| Konu: | Bazı Kanun ve Kanun Hükmünde Kararnamelerde Değişiklik Yapılmasına Dair Kanun Teklifi münasebetiyle |
| Yasama Yılı: | 4 |
| Birleşim: | 104 |
| Tarih: | 16.07.2021 |
HDP GRUBU ADINA GARO PAYLAN (Diyarbakır) - Sayın Başkan, değerli milletvekilleri; sizleri saygıyla selamlıyorum.
Değerli arkadaşlar, ben altı yıldır Plan ve Bütçe Komisyonu üyesiyim. Altı yıldır Komisyonumuza torba yasalar yağıyor ama ben bu kadar kötü hazırlanmış, bu kadar kötü sunulmuş, bu kadar bürokrasinin ne olduğundan haberdar olmadığı bir torba yasayı, maalesef, ilk kez görüyorum. Değerli arkadaşlar, bu torba yasadaki 25 madde 18 ayrı kanunu ve 2 kanun hükmünde kararnameyi değiştiriyor. İçinde depremle ilgili madde var, çekle ilgili madde var, tütünle ilgili madde var, hava ayrıştırma fabrikalarıyla ilgili madde var, diş teknisyenleri maddesi var, ilaç ve tıbbi cihazlarla ilgili maddeler var, var da var. Değerli arkadaşlar, herhâlde Meclisimiz, Plan ve Bütçe Komisyonu üyelerinin her konuda ihtisası olduğunu düşünüyor, bütün yasaları Plan ve Bütçe Komisyonuna gönderiyor. Eğer böyle olacaksa Sayın Başkan, size de çağrımdır; bütün ihtisas komisyonlarını kapatın, geriye bir tek Plan ve Bütçe Komisyonunu bırakın.

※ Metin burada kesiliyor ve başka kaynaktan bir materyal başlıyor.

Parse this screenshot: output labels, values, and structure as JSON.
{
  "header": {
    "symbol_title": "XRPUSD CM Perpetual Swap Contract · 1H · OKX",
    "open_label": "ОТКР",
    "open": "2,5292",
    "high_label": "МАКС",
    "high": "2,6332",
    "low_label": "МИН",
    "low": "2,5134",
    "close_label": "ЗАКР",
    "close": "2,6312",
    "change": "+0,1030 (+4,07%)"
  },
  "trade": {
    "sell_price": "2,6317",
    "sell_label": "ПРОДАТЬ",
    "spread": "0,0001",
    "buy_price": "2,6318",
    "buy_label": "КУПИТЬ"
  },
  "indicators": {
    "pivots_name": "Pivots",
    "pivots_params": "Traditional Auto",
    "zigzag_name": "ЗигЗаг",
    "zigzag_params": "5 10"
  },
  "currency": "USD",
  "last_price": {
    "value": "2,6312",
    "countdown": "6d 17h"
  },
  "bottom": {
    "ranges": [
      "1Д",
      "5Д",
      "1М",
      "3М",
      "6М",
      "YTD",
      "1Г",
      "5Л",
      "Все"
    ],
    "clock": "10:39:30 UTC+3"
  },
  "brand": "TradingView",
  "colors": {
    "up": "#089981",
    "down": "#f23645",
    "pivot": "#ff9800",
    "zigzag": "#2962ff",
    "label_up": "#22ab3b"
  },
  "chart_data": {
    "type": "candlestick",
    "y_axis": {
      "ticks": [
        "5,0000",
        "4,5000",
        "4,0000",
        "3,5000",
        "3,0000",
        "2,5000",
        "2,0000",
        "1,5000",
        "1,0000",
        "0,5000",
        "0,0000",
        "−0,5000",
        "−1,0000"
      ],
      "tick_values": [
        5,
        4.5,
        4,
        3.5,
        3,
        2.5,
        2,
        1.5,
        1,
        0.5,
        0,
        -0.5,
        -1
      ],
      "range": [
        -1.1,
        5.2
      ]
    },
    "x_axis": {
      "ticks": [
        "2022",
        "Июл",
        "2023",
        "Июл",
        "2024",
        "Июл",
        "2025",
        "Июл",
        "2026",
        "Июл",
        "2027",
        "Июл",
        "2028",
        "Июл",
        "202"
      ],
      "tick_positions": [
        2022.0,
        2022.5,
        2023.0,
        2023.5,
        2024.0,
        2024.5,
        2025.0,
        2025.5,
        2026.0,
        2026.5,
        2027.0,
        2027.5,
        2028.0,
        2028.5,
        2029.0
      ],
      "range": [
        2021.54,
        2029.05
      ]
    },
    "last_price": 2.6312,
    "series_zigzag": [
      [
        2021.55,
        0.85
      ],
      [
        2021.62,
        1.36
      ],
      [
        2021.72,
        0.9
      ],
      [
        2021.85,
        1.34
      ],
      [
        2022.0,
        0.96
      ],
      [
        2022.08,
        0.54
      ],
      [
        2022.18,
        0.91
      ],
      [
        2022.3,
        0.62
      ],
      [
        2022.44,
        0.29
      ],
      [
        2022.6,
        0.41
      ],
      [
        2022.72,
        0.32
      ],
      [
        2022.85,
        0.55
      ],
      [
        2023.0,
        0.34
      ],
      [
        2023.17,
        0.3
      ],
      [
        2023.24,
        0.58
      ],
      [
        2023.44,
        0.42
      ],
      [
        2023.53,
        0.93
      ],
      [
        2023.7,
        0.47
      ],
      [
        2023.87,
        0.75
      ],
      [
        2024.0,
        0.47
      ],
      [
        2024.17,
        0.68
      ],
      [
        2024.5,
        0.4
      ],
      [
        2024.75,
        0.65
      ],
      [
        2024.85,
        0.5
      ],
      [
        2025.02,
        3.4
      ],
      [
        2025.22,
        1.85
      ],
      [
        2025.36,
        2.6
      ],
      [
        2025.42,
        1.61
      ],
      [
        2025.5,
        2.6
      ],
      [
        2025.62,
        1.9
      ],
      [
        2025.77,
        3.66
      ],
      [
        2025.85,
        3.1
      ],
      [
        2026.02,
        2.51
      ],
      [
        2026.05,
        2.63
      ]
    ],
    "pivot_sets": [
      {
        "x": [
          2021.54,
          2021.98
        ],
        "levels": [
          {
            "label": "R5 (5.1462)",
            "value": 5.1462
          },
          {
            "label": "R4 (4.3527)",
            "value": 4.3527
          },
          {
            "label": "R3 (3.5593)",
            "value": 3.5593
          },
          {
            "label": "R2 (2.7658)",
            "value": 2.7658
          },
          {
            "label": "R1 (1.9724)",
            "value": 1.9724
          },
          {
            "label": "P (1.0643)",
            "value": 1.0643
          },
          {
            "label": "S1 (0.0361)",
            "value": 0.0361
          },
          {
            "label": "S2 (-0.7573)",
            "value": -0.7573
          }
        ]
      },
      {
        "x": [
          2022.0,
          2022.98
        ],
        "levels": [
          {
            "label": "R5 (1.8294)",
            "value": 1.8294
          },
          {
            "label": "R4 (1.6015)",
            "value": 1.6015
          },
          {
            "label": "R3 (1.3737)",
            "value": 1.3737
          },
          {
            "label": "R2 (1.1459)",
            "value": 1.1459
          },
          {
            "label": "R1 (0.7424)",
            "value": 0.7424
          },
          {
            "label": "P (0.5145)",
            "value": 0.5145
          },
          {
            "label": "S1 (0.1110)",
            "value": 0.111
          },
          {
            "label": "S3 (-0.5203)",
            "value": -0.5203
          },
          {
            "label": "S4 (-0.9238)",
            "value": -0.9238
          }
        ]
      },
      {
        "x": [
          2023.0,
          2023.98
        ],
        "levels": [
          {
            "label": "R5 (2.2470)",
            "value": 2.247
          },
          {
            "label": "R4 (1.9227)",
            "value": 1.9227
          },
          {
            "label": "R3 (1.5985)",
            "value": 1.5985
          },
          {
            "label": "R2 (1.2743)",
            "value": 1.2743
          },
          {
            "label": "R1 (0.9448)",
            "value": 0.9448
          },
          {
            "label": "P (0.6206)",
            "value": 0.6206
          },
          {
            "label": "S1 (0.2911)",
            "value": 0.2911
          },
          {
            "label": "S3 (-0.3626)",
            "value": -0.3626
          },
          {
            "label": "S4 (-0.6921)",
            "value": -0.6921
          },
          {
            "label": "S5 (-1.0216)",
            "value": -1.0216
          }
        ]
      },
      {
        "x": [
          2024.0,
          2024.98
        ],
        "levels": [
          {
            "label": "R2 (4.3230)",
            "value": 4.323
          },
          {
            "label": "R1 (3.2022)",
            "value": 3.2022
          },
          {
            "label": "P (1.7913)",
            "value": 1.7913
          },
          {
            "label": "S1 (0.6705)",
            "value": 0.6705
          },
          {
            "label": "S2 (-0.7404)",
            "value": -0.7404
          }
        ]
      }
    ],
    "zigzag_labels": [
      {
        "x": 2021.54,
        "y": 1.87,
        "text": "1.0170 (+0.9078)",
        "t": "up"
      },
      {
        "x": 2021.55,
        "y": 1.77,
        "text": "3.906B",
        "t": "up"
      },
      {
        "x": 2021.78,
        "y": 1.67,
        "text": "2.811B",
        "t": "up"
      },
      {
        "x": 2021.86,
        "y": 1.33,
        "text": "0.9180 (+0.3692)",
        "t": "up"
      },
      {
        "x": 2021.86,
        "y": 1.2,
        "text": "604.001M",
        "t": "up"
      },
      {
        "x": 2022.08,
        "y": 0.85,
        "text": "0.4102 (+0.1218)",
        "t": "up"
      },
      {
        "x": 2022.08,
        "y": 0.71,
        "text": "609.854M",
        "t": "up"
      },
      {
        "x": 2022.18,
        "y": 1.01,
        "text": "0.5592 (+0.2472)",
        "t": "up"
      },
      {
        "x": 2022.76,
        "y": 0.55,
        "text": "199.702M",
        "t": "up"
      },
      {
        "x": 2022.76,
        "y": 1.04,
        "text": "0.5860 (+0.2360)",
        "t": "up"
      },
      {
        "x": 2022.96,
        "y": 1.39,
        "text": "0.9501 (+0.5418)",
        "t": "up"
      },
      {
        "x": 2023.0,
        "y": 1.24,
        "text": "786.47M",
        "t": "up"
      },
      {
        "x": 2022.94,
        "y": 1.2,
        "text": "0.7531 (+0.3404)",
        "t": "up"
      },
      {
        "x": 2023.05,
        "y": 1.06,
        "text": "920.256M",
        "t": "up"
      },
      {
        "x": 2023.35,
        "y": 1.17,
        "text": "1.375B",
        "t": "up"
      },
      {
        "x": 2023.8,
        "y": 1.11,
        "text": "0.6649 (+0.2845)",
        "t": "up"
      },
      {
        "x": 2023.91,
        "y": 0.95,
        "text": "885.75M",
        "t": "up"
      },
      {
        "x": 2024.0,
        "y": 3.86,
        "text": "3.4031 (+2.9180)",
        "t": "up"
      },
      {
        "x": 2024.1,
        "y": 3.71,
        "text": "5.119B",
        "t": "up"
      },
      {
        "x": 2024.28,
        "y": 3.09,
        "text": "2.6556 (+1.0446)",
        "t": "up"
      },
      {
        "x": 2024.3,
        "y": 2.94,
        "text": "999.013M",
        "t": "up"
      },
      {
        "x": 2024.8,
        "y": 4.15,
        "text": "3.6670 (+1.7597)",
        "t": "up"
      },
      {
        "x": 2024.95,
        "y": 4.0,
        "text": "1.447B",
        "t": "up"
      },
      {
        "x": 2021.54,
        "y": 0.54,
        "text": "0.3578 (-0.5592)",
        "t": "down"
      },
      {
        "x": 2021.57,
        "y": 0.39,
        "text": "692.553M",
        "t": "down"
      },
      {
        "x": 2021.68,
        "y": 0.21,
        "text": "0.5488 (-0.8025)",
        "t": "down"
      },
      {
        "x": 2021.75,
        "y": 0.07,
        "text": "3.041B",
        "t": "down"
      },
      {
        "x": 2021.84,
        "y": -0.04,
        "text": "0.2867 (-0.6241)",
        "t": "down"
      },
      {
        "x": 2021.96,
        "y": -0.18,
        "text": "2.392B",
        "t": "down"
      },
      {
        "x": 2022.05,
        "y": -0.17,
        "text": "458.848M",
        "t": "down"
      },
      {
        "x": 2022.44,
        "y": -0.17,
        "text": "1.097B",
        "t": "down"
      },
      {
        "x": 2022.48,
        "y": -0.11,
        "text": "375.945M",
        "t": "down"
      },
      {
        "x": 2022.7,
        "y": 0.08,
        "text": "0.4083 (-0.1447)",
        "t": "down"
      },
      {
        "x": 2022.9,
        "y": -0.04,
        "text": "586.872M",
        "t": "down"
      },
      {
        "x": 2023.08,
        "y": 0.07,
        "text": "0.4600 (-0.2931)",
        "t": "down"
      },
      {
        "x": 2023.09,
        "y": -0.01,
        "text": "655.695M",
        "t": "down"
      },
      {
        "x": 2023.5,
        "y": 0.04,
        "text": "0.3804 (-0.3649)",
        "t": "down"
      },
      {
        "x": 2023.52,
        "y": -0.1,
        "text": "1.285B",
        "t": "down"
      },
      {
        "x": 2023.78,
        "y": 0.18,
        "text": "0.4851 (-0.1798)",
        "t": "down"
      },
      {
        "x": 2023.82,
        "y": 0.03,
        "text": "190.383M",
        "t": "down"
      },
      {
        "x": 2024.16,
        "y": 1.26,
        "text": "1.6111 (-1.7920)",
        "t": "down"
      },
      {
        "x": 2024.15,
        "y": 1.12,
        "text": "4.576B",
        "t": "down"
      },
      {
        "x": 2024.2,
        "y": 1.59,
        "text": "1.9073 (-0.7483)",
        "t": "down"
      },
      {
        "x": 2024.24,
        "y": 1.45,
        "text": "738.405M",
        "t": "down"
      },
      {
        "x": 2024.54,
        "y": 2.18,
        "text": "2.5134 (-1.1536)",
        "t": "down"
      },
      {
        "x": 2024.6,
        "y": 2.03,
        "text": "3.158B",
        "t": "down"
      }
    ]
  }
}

Değerli arkadaşlar, bu yasada, bu torba yasada en vahim yasalar 3 maddede gizli değerli arkadaşlar. Bu yasayla beş yıldır devam eden olağanüstü hâlin üç yıl daha devam etmesi öngörülüyor. Değerli arkadaşlar, bu iktidar bir olağanüstü hâl bağımlısıdır, ilan ediyorum. AKP ve MHP rızayla değil zorla yönetmeyi alışkanlık hâline getirdi ve rızayla değil zorla üç yıl daha bu ülkeyi yönetmek istiyorum diyor ve olağanüstü hâl bağımlısı olmuş bir iktidar ve bir ittifakla karşı karşıyayız.
Değerli arkadaşlar, Sayın Cumhurbaşkanı geçen hafta Diyarbakır'a gitti biliyorsunuz, orada bazı mesajlar verdi ve şunu söyledi: "Biliyorsunuz." dedi. "Siz bizden olağanüstü hâli kaldırmamızı istediniz, biz de gelir gelmez olağanüstü hâli kaldırdık." dedi. Gelmeden önce zaten olağanüstü hâl 2002 yılında son kez uzatılmıştı, kendi döneminde de iki üç ay geçtikten sonra otomatik olarak zaten 2 ilde devam eden olağanüstü hâl kalkmıştı. Değerli arkadaşlar, son beş yıldır bu ülkeyi olağanüstü hâlle yöneten bu iktidar, şimdi Meclisin karşısına geçmiş, "Ya, bizim daha FETÖ'yle mücadelemiz bitmedi. Biz beş yılda bunu başaramadık, bize üç yıl daha verin, üç yılda bunu başaracağız." diyorlar.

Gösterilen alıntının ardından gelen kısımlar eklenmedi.